A calculator isn't doing "math", which is a representation of reality and not reality itself. It is calculating numbers. And, because the hardware is a physical thing while math is a theoretical construct, for former cannot achieve perfection while the latter can. The fact that you have to represent a real number as a limited sum of powers of two means you can have an infinite number of "numbers" that you cannot possibly represent perfectly.
Your idea of a lookup table would be interesting, if it weren't unwieldly and horribly impractical.
How strange.
Not strange at all. That is zero within "eps", and is because they are using the Intel or AMD math processor for the square root. WE look at "4" and know the square root is exactly two because we learned that. The CPU goes through a standard algorithm for determining the square root of a number, and because of the inherent imprecision of floating point math with a limited number of bits, the answer is not identical to zero because the square root of 4 is not identical to 2.

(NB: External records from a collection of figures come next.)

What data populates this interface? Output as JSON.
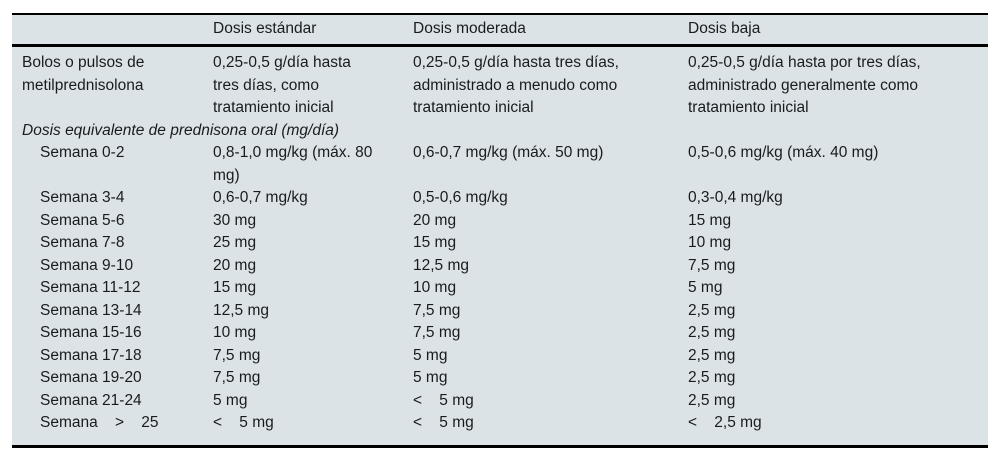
{
  "page": {
    "background_color": "#ffffff",
    "table_background_color": "#dce3e6",
    "rule_color": "#000000",
    "text_color": "#191c1e"
  },
  "table": {
    "columns": [
      "",
      "Dosis estándar",
      "Dosis moderada",
      "Dosis baja"
    ],
    "rows": [
      {
        "label": "Bolos o pulsos de metilprednisolona",
        "indent": false,
        "section_header": false,
        "cells": [
          "0,25-0,5 g/día hasta tres días, como tratamiento inicial",
          "0,25-0,5 g/día hasta tres días, administrado a menudo como tratamiento inicial",
          "0,25-0,5 g/día hasta por tres días, administrado generalmente como tratamiento inicial"
        ]
      },
      {
        "label": "Dosis equivalente de prednisona oral (mg/día)",
        "indent": false,
        "section_header": true,
        "cells": []
      },
      {
        "label": "Semana 0-2",
        "indent": true,
        "section_header": false,
        "cells": [
          "0,8-1,0 mg/kg (máx. 80 mg)",
          "0,6-0,7 mg/kg (máx. 50 mg)",
          "0,5-0,6 mg/kg (máx. 40 mg)"
        ]
      },
      {
        "label": "Semana 3-4",
        "indent": true,
        "section_header": false,
        "cells": [
          "0,6-0,7 mg/kg",
          "0,5-0,6 mg/kg",
          "0,3-0,4 mg/kg"
        ]
      },
      {
        "label": "Semana 5-6",
        "indent": true,
        "section_header": false,
        "cells": [
          "30 mg",
          "20 mg",
          "15 mg"
        ]
      },
      {
        "label": "Semana 7-8",
        "indent": true,
        "section_header": false,
        "cells": [
          "25 mg",
          "15 mg",
          "10 mg"
        ]
      },
      {
        "label": "Semana 9-10",
        "indent": true,
        "section_header": false,
        "cells": [
          "20 mg",
          "12,5 mg",
          "7,5 mg"
        ]
      },
      {
        "label": "Semana 11-12",
        "indent": true,
        "section_header": false,
        "cells": [
          "15 mg",
          "10 mg",
          "5 mg"
        ]
      },
      {
        "label": "Semana 13-14",
        "indent": true,
        "section_header": false,
        "cells": [
          "12,5 mg",
          "7,5 mg",
          "2,5 mg"
        ]
      },
      {
        "label": "Semana 15-16",
        "indent": true,
        "section_header": false,
        "cells": [
          "10 mg",
          "7,5 mg",
          "2,5 mg"
        ]
      },
      {
        "label": "Semana 17-18",
        "indent": true,
        "section_header": false,
        "cells": [
          "7,5 mg",
          "5 mg",
          "2,5 mg"
        ]
      },
      {
        "label": "Semana 19-20",
        "indent": true,
        "section_header": false,
        "cells": [
          "7,5 mg",
          "5 mg",
          "2,5 mg"
        ]
      },
      {
        "label": "Semana 21-24",
        "indent": true,
        "section_header": false,
        "cells": [
          "5 mg",
          "<    5 mg",
          "2,5 mg"
        ]
      },
      {
        "label": "Semana    >    25",
        "indent": true,
        "section_header": false,
        "cells": [
          "<    5 mg",
          "<    5 mg",
          "<    2,5 mg"
        ]
      }
    ]
  }
}
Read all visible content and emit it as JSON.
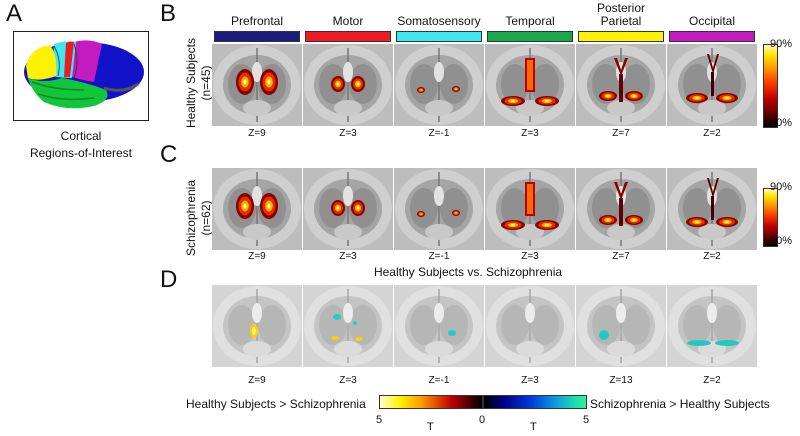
{
  "panels": {
    "A": "A",
    "B": "B",
    "C": "C",
    "D": "D"
  },
  "caption": [
    "Cortical",
    "Regions-of-Interest"
  ],
  "regions": [
    {
      "name": "Prefrontal",
      "color": "#1b1d7e"
    },
    {
      "name": "Motor",
      "color": "#ed1c24"
    },
    {
      "name": "Somatosensory",
      "color": "#3ee8ee"
    },
    {
      "name": "Temporal",
      "color": "#17a84b"
    },
    {
      "name": "Posterior Parietal",
      "color": "#fff200"
    },
    {
      "name": "Occipital",
      "color": "#c31bc0"
    }
  ],
  "rows": {
    "healthy": {
      "label1": "Healthy Subjects",
      "label2": "(n=45)"
    },
    "schizo": {
      "label1": "Schizophrenia",
      "label2": "(n=62)"
    }
  },
  "z_healthy": [
    "Z=9",
    "Z=3",
    "Z=-1",
    "Z=3",
    "Z=7",
    "Z=2"
  ],
  "z_schizo": [
    "Z=9",
    "Z=3",
    "Z=-1",
    "Z=3",
    "Z=7",
    "Z=2"
  ],
  "z_diff": [
    "Z=9",
    "Z=3",
    "Z=-1",
    "Z=3",
    "Z=13",
    "Z=2"
  ],
  "colorbar_pct": {
    "top": "90%",
    "bottom": "10%"
  },
  "comparison_title": "Healthy Subjects vs. Schizophrenia",
  "diff_colorbar": {
    "left_label": "Healthy Subjects > Schizophrenia",
    "right_label": "Schizophrenia > Healthy Subjects",
    "tick_left": "5",
    "tick_mid": "0",
    "tick_right": "5",
    "t_left": "T",
    "t_right": "T"
  }
}
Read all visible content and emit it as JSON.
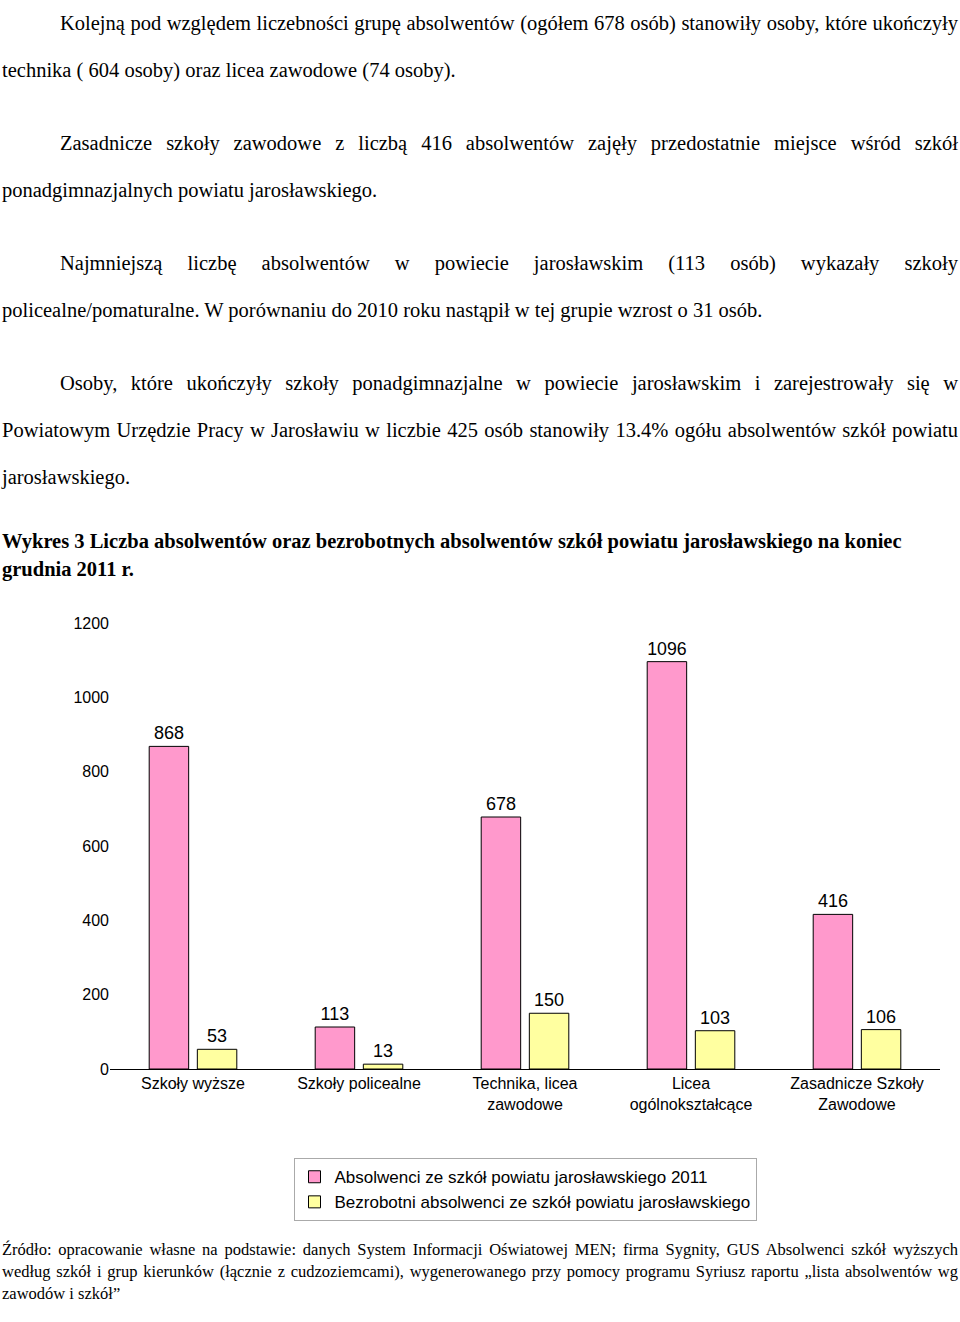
{
  "paragraphs": [
    "Kolejną pod względem liczebności grupę absolwentów (ogółem 678 osób) stanowiły osoby, które ukończyły technika ( 604 osoby) oraz licea zawodowe (74 osoby).",
    "Zasadnicze szkoły zawodowe z liczbą 416 absolwentów  zajęły przedostatnie miejsce wśród szkół ponadgimnazjalnych  powiatu  jarosławskiego.",
    "Najmniejszą liczbę absolwentów w powiecie jarosławskim (113 osób) wykazały szkoły policealne/pomaturalne. W porównaniu do 2010 roku nastąpił w tej grupie wzrost o 31 osób.",
    "Osoby, które ukończyły szkoły ponadgimnazjalne  w powiecie jarosławskim i zarejestrowały się w Powiatowym Urzędzie Pracy w Jarosławiu w  liczbie 425 osób stanowiły 13.4% ogółu absolwentów szkół  powiatu jarosławskiego."
  ],
  "chart_data": {
    "type": "bar",
    "title": "Wykres 3 Liczba absolwentów oraz  bezrobotnych absolwentów szkół powiatu jarosławskiego na koniec grudnia 2011 r.",
    "categories": [
      "Szkoły wyższe",
      "Szkoły policealne",
      "Technika, licea zawodowe",
      "Licea ogólnokształcące",
      "Zasadnicze Szkoły Zawodowe"
    ],
    "series": [
      {
        "name": "Absolwenci ze szkół powiatu jarosławskiego 2011",
        "color": "#ff99cc",
        "values": [
          868,
          113,
          678,
          1096,
          416
        ]
      },
      {
        "name": "Bezrobotni absolwenci ze szkół powiatu jarosławskiego",
        "color": "#ffffa0",
        "values": [
          53,
          13,
          150,
          103,
          106
        ]
      }
    ],
    "ylim": [
      0,
      1200
    ],
    "yticks": [
      0,
      200,
      400,
      600,
      800,
      1000,
      1200
    ],
    "grid": false,
    "legend": "bottom",
    "data_labels": true
  },
  "source": "Źródło: opracowanie własne na podstawie: danych System Informacji Oświatowej MEN; firma Sygnity, GUS Absolwenci szkół wyższych według szkół i grup kierunków (łącznie z cudzoziemcami), wygenerowanego przy pomocy programu Syriusz raportu „lista absolwentów wg zawodów i szkół”"
}
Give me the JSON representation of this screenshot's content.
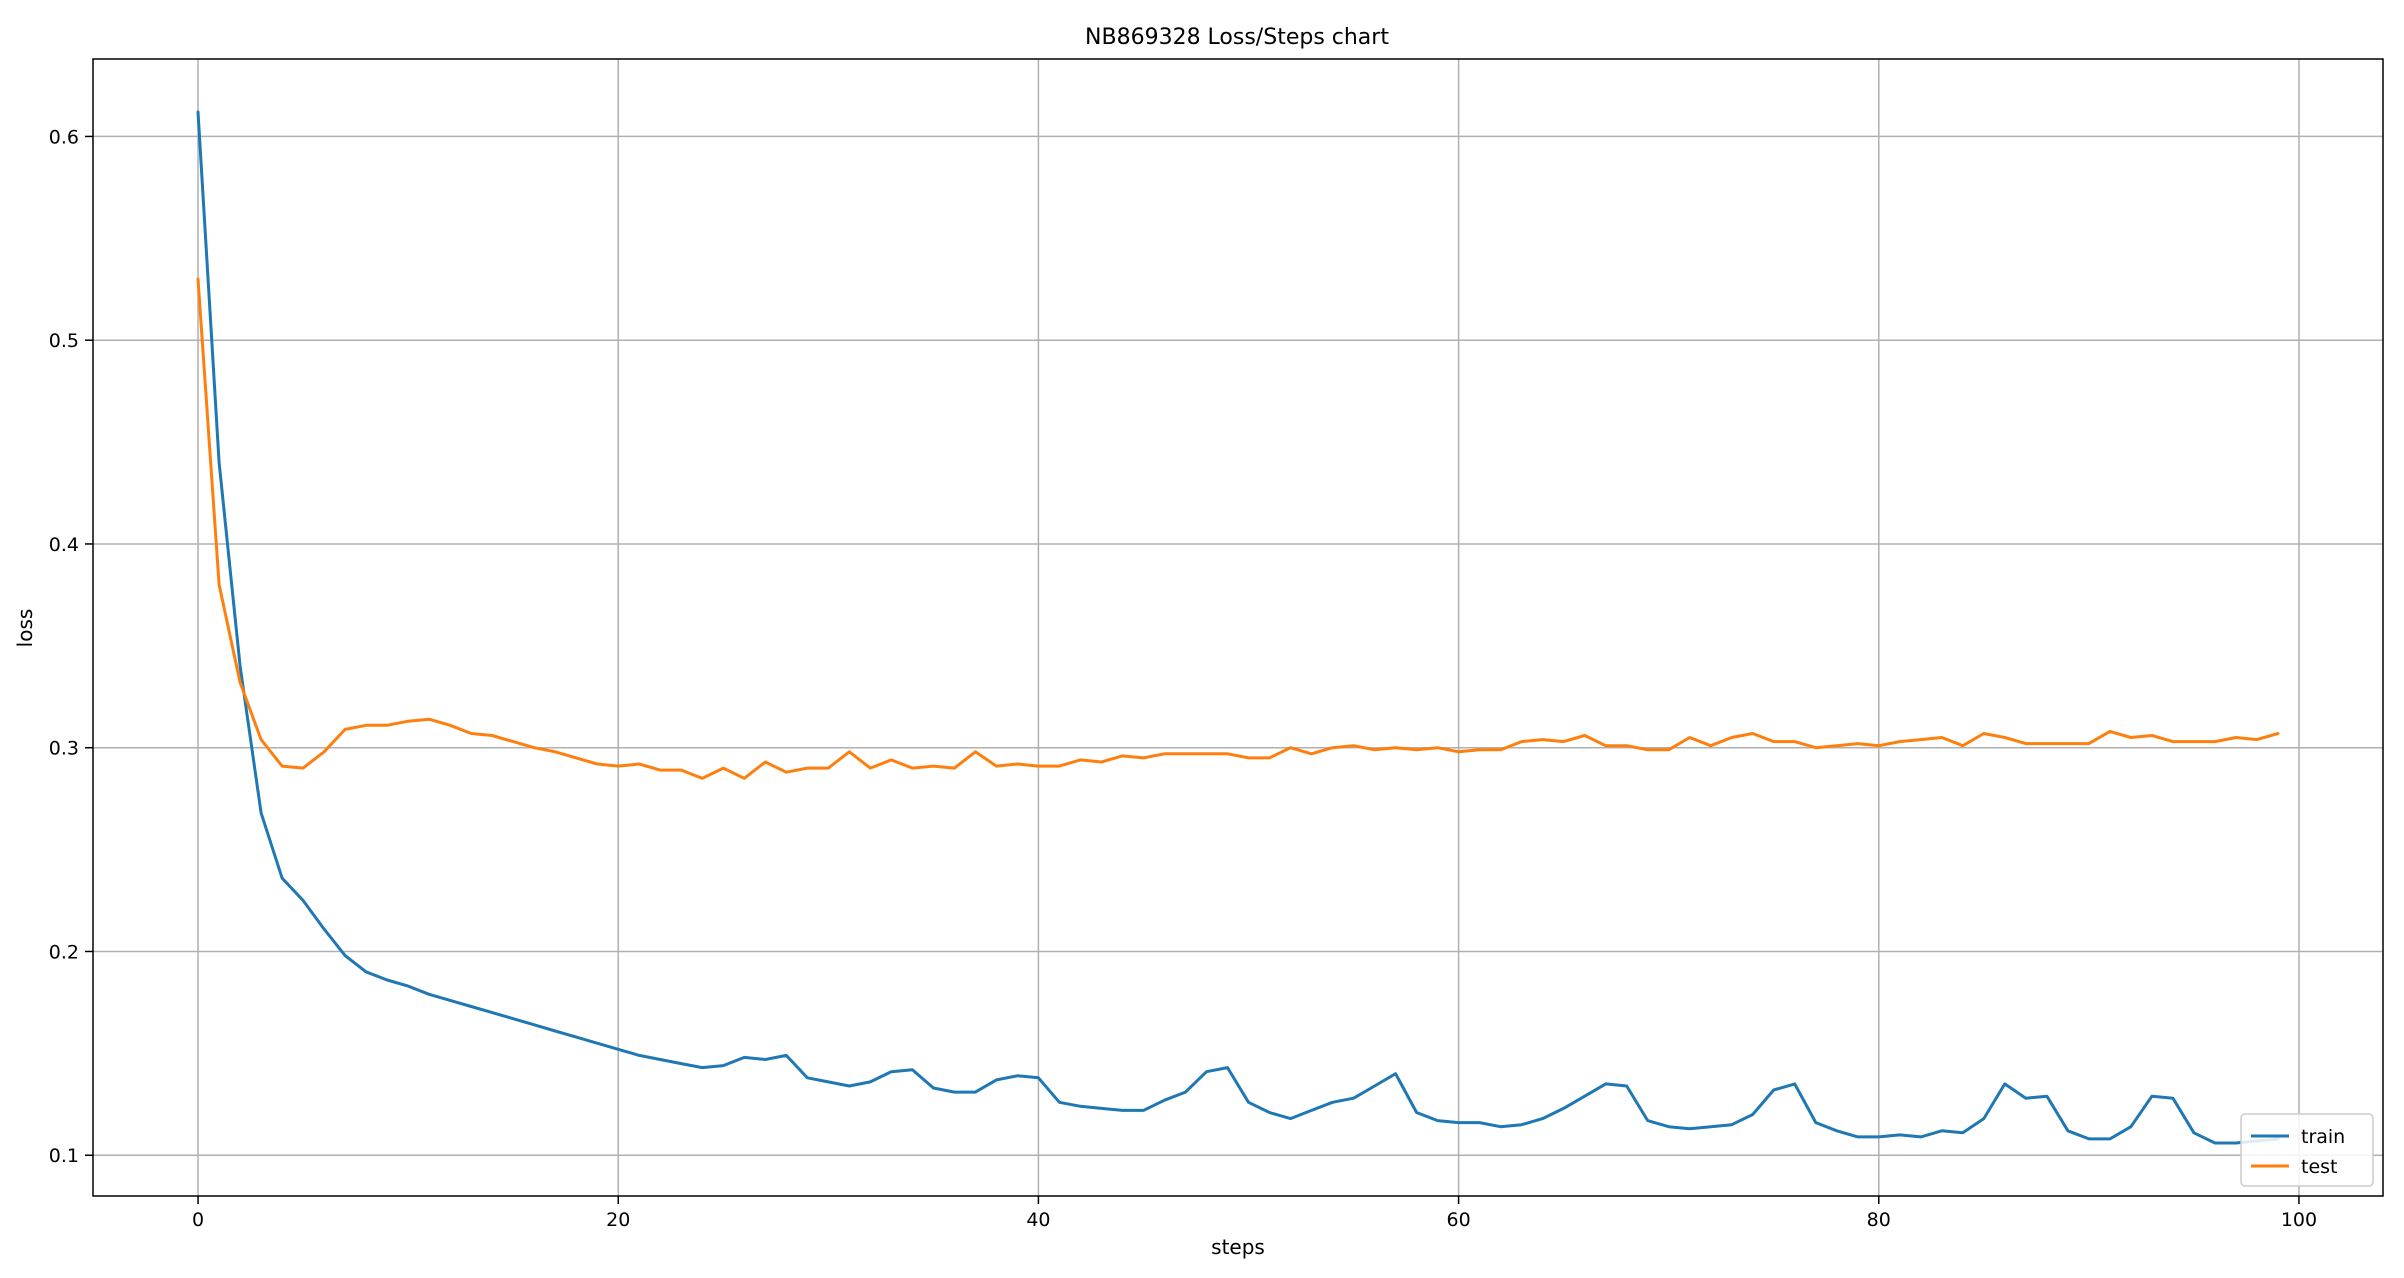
{
  "chart_data": {
    "type": "line",
    "title": "NB869328 Loss/Steps chart",
    "xlabel": "steps",
    "ylabel": "loss",
    "xlim": [
      -5,
      104
    ],
    "ylim": [
      0.08,
      0.638
    ],
    "xticks": [
      0,
      20,
      40,
      60,
      80,
      100
    ],
    "yticks": [
      0.1,
      0.2,
      0.3,
      0.4,
      0.5,
      0.6
    ],
    "grid": true,
    "legend_position": "bottom-right",
    "series": [
      {
        "name": "train",
        "color": "#1f77b4",
        "x": [
          0,
          1,
          2,
          3,
          4,
          5,
          6,
          7,
          8,
          9,
          10,
          11,
          12,
          13,
          14,
          15,
          16,
          17,
          18,
          19,
          20,
          21,
          22,
          23,
          24,
          25,
          26,
          27,
          28,
          29,
          30,
          31,
          32,
          33,
          34,
          35,
          36,
          37,
          38,
          39,
          40,
          41,
          42,
          43,
          44,
          45,
          46,
          47,
          48,
          49,
          50,
          51,
          52,
          53,
          54,
          55,
          56,
          57,
          58,
          59,
          60,
          61,
          62,
          63,
          64,
          65,
          66,
          67,
          68,
          69,
          70,
          71,
          72,
          73,
          74,
          75,
          76,
          77,
          78,
          79,
          80,
          81,
          82,
          83,
          84,
          85,
          86,
          87,
          88,
          89,
          90,
          91,
          92,
          93,
          94,
          95,
          96,
          97,
          98,
          99
        ],
        "y": [
          0.612,
          0.44,
          0.34,
          0.268,
          0.236,
          0.225,
          0.211,
          0.198,
          0.19,
          0.186,
          0.183,
          0.179,
          0.176,
          0.173,
          0.17,
          0.167,
          0.164,
          0.161,
          0.158,
          0.155,
          0.152,
          0.149,
          0.147,
          0.145,
          0.143,
          0.144,
          0.148,
          0.147,
          0.149,
          0.138,
          0.136,
          0.134,
          0.136,
          0.141,
          0.142,
          0.133,
          0.131,
          0.131,
          0.137,
          0.139,
          0.138,
          0.126,
          0.124,
          0.123,
          0.122,
          0.122,
          0.127,
          0.131,
          0.141,
          0.143,
          0.126,
          0.121,
          0.118,
          0.122,
          0.126,
          0.128,
          0.134,
          0.14,
          0.121,
          0.117,
          0.116,
          0.116,
          0.114,
          0.115,
          0.118,
          0.123,
          0.129,
          0.135,
          0.134,
          0.117,
          0.114,
          0.113,
          0.114,
          0.115,
          0.12,
          0.132,
          0.135,
          0.116,
          0.112,
          0.109,
          0.109,
          0.11,
          0.109,
          0.112,
          0.111,
          0.118,
          0.135,
          0.128,
          0.129,
          0.112,
          0.108,
          0.108,
          0.114,
          0.129,
          0.128,
          0.111,
          0.106,
          0.106,
          0.107,
          0.108
        ]
      },
      {
        "name": "test",
        "color": "#ff7f0e",
        "x": [
          0,
          1,
          2,
          3,
          4,
          5,
          6,
          7,
          8,
          9,
          10,
          11,
          12,
          13,
          14,
          15,
          16,
          17,
          18,
          19,
          20,
          21,
          22,
          23,
          24,
          25,
          26,
          27,
          28,
          29,
          30,
          31,
          32,
          33,
          34,
          35,
          36,
          37,
          38,
          39,
          40,
          41,
          42,
          43,
          44,
          45,
          46,
          47,
          48,
          49,
          50,
          51,
          52,
          53,
          54,
          55,
          56,
          57,
          58,
          59,
          60,
          61,
          62,
          63,
          64,
          65,
          66,
          67,
          68,
          69,
          70,
          71,
          72,
          73,
          74,
          75,
          76,
          77,
          78,
          79,
          80,
          81,
          82,
          83,
          84,
          85,
          86,
          87,
          88,
          89,
          90,
          91,
          92,
          93,
          94,
          95,
          96,
          97,
          98,
          99
        ],
        "y": [
          0.53,
          0.38,
          0.332,
          0.304,
          0.291,
          0.29,
          0.298,
          0.309,
          0.311,
          0.311,
          0.313,
          0.314,
          0.311,
          0.307,
          0.306,
          0.303,
          0.3,
          0.298,
          0.295,
          0.292,
          0.291,
          0.292,
          0.289,
          0.289,
          0.285,
          0.29,
          0.285,
          0.293,
          0.288,
          0.29,
          0.29,
          0.298,
          0.29,
          0.294,
          0.29,
          0.291,
          0.29,
          0.298,
          0.291,
          0.292,
          0.291,
          0.291,
          0.294,
          0.293,
          0.296,
          0.295,
          0.297,
          0.297,
          0.297,
          0.297,
          0.295,
          0.295,
          0.3,
          0.297,
          0.3,
          0.301,
          0.299,
          0.3,
          0.299,
          0.3,
          0.298,
          0.299,
          0.299,
          0.303,
          0.304,
          0.303,
          0.306,
          0.301,
          0.301,
          0.299,
          0.299,
          0.305,
          0.301,
          0.305,
          0.307,
          0.303,
          0.303,
          0.3,
          0.301,
          0.302,
          0.301,
          0.303,
          0.304,
          0.305,
          0.301,
          0.307,
          0.305,
          0.302,
          0.302,
          0.302,
          0.302,
          0.308,
          0.305,
          0.306,
          0.303,
          0.303,
          0.303,
          0.305,
          0.304,
          0.307
        ]
      }
    ]
  }
}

Precisely. The post i responded to said it wouldn't return 12, but it does.
Calculator on XP returns 18. Calculator on Win 7 returns 18. I don't have a simple four function calculator handy, but I would bet that it gets 18, too.
This is a problem of algebraic entry vs. RPN. The former requires look-ahead to know the right answer. "If the next operator which hasn't been pressed yet is mult or div I don't do this add or sub yet ...".
The "calculator" that came stock with my Galaxy Tab doesn't do immediate operations, it records the equation you enter and then processes it when you press "=". It gets 12.